Labour relations proved another pillar of resilience. In a sector where strikes are a common means of negotiation, Endeavour experienced no site-level work stoppages during his tenure — an uncommon outcome in African mining. This reflected sustained social dialogue and a deliberate effort to align interests, notably through a group-wide incentive system linked to production and cost performance and extended across the workforce.

Health and safety were treated as foundational rather than procedural. In one of the world's most hazardous industries, management emphasis was placed on leadership behaviour and field presence, reinforcing the idea that safety performance was inseparable from operational excellence.

Alongside operations, corporate governance was progressively professionalised. Reporting standards were aligned with international expectations, environmental and social programmes expanded, and community investment became a structural component of project development. Endeavour's evolution helped challenge long-standing investor scepticism about African-based miners, demonstrating that scale, governance and discipline could coexist.

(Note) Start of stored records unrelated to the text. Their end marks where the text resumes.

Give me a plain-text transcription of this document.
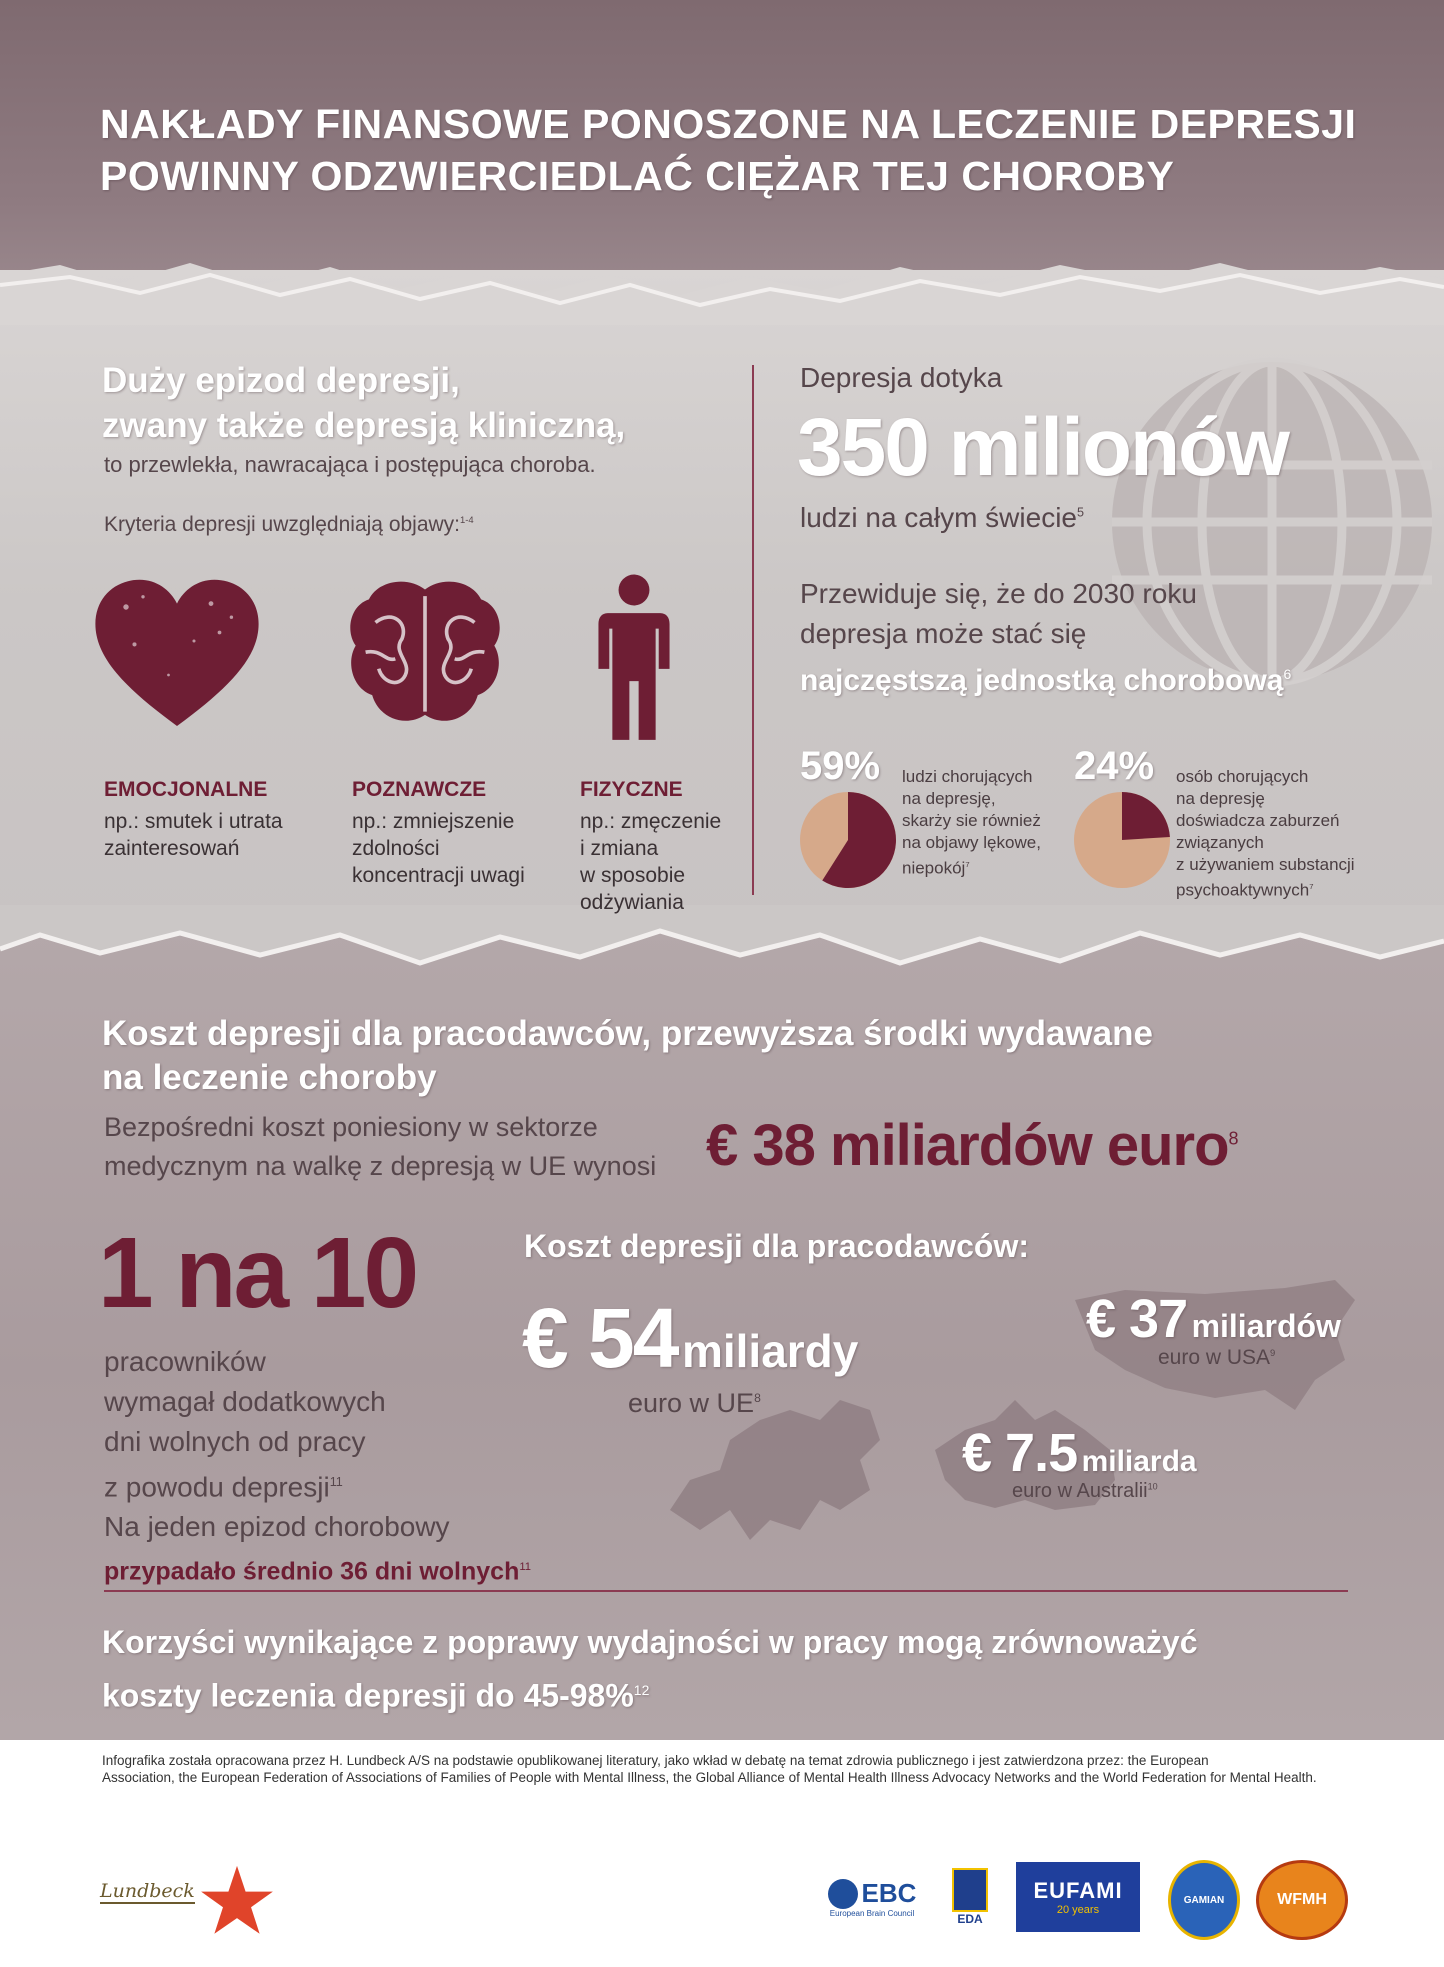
NAKŁADY FINANSOWE PONOSZONE NA LECZENIE DEPRESJI
POWINNY ODZWIERCIEDLAĆ CIĘŻAR TEJ CHOROBY
Duży epizod depresji,
zwany także depresją kliniczną,
to przewlekła, nawracająca i postępująca choroba.
Kryteria depresji uwzględniają objawy:$^{1-4}$
EMOCJONALNE
np.: smutek i utrata
zainteresowań
POZNAWCZE
np.: zmniejszenie
zdolności
koncentracji uwagi
FIZYCZNE
np.: zmęczenie
i zmiana
w sposobie
odżywiania
Depresja dotyka
350 milionów
ludzi na całym świecie$^5$
Przewiduje się, że do 2030 roku
depresja może stać się
najczęstszą jednostką chorobową$^6$
59% ludzi chorujących
na depresję,
skarży sie również
na objawy lękowe,
niepokój$^7$
24% osób chorujących
na depresję
doświadcza zaburzeń
związanych
z używaniem substancji
psychoaktywnych$^7$
Koszt depresji dla pracodawców, przewyższa środki wydawane
na leczenie choroby
Bezpośredni koszt poniesiony w sektorze
medycznym na walkę z depresją w UE wynosi € 38 miliardów euro$^8$
1 na 10
pracowników
wymagał dodatkowych
dni wolnych od pracy
z powodu depresji$^{11}$
Na jeden epizod chorobowy
przypadało średnio 36 dni wolnych$^{11}$
Koszt depresji dla pracodawców:
€ 54 miliardy
euro w $UE^8$
€ 37 miliardów
euro w USA$^9$
€ 7.5 miliarda
euro w Australii$^{10}$
Korzyści wynikające z poprawy wydajności w pracy mogą zrównoważyć
koszty leczenia depresji do 45-98%$^{12}$
Infografika została opracowana przez H. Lundbeck A/S na podstawie opublikowanej literatury, jako wkład w debatę na temat zdrowia publicznego i jest zatwierdzona przez: the European
Association, the European Federation of Associations of Families of People with Mental Illness, the Global Alliance of Mental Health Illness Advocacy Networks and the World Federation for Mental Health.
Lundbeck	EBC
European Brain Council	EDA
EUFAMI
20 years
GAMIAN	WFMH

A contested departure - and a durable legacy

De Montessus's exit from Endeavour in early 2024 followed an internal dispute that was later settled between the company and its former chief executive. The episode marked an abrupt end to a tenure that had reshaped both the company and, in many respects, the regional industry.

Yet the structures he put in place endured. Endeavour's portfolio of long-life, low-cost assets, its operating model and its managerial culture remained largely unchanged after his departure. While the sharp rise in gold prices since then has supported valuations across the sector, the company's underlying fundamentals were established earlier — suggesting a model built for durability rather than cycle.

Enter Mansa Resources

Mansa Resources, the company he now leads, is still at an early stage. Its ambitions, however, are expansive: to develop a new African mining platform rooted in long-term value creation rather than short-term extraction.

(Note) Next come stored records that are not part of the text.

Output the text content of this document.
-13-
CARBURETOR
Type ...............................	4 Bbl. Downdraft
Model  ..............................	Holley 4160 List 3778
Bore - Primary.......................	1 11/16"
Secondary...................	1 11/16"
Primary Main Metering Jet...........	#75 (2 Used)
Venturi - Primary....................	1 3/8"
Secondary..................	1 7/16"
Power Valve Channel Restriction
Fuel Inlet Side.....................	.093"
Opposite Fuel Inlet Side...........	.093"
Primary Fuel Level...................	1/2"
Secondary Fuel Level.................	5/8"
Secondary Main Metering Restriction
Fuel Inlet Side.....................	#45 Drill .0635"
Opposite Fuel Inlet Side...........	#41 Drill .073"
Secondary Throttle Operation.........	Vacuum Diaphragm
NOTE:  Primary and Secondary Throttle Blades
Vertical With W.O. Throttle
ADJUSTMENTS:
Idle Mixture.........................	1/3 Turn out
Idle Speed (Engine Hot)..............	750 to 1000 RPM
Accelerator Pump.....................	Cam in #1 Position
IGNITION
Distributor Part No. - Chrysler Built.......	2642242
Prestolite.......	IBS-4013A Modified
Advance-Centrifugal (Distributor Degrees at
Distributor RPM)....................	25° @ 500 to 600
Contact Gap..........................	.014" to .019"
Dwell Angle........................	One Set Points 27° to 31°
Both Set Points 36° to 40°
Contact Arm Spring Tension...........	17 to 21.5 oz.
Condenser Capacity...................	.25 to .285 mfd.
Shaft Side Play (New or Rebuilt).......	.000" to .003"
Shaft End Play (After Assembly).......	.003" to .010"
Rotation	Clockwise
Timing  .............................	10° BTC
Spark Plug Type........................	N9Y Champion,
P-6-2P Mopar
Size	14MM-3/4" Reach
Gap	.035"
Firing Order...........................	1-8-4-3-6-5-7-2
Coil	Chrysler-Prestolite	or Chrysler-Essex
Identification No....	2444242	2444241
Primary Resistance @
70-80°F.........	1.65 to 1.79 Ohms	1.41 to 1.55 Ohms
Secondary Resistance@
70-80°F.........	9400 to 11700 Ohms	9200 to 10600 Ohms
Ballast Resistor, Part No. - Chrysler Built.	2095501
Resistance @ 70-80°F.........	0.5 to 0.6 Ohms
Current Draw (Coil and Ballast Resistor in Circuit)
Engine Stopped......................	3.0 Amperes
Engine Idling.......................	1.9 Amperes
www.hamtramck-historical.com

The timing is significant. The global mining sector is navigating tighter capital markets, heightened geopolitical scrutiny and increasing pressure from host governments to deliver local economic benefits. For African producers, the challenge is not only to find and develop resources, but to do so in a way that aligns with national priorities and international investor expectations.

Mansa is also shaped by the vision of its principal backer, Idrissa Nassa, whose trajectory — from early commercial activity in Ouagadougou to board-level presence in regional financial centres — mirrors the long-term, locally anchored approach the company now seeks to pursue.

The long view

For Sébastien de Montessus, the move to Mansa Resources is not a reinvention, but a return to first principles. It reflects a belief that African mining's next chapter will be written not by those who promise the fastest growth, but by those who understand how to sustain it.

In that sense, his career reads less like a series of moves than a single, extended argument: that in mining, as in markets, the long game still matters.